Oh. My. God. I’d just mispronounced a word that – when pronounced correctly – doesn’t even rhyme with ‘poet’ in front of 2.5 million listeners. My panicked brain searched for a way to save face – like, maybe I could suddenly develop a Southern accent and claim my mispronounciation was due to my accent.
Tara, gracious as well as a radio personality extraordinaire, zoomed in with the save, letting me cop the writer’s block excuse.
Onward to Life’s Most Embarrassing Moment #2.
Determined to redeem myself after the ‘Moët’ debacle, I saw my opportunity. A caller had to rhyme with ‘yellow’ but couldn’t.
“I know!” I said, excitedly. “Roses are red, violets are yellow, when I look at you my legs turn to jello.”
If I had been Tara, I would have rolled my eyes by now. Instead, she gave me a prize that made me laugh. “Congratulations, Rachelle.
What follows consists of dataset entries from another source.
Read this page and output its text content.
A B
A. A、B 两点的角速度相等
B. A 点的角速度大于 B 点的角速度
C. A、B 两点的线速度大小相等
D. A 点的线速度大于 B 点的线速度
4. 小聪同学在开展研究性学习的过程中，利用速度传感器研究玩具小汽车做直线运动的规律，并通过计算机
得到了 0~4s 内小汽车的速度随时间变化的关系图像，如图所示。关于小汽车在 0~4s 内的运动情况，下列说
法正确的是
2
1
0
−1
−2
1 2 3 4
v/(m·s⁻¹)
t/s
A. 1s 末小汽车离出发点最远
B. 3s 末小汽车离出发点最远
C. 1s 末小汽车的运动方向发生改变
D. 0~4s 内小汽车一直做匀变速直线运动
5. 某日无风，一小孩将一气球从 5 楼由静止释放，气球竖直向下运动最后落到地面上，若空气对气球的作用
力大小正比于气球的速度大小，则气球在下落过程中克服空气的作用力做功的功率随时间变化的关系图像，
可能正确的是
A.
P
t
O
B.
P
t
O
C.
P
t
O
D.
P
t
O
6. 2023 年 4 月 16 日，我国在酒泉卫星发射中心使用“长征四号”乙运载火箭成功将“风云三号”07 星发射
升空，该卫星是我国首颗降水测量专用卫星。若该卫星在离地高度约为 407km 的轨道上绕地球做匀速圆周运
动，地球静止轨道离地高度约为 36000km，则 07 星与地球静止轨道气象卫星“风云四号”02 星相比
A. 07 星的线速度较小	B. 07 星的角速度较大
You’ve won a date with yourself.”
Despite these blunders, I did, indeed have fun. I was able to somewhat coherently state my thoughts on the appeal – or lack thereof – of caller’s statements. And on one of the games where I had to make my ‘date’ guess the word I was thinking of without saying it in order to test his listening skills, I took him to the final round. And watching Tara juggle technology, sound effect prompts, signals from the producer, deliver face-saving comments for me, handle callers, and deliver witty comebacks, all the while being polished, unruffled, and entertaining was a sight to see.
So, many thanks to Victor, Tara, April, and Playboy Radio, for the awesome experience. And special thanks to Kevin and Tee, for giving me a crash tour of the Playboy television studio on the day before a holiday weekend.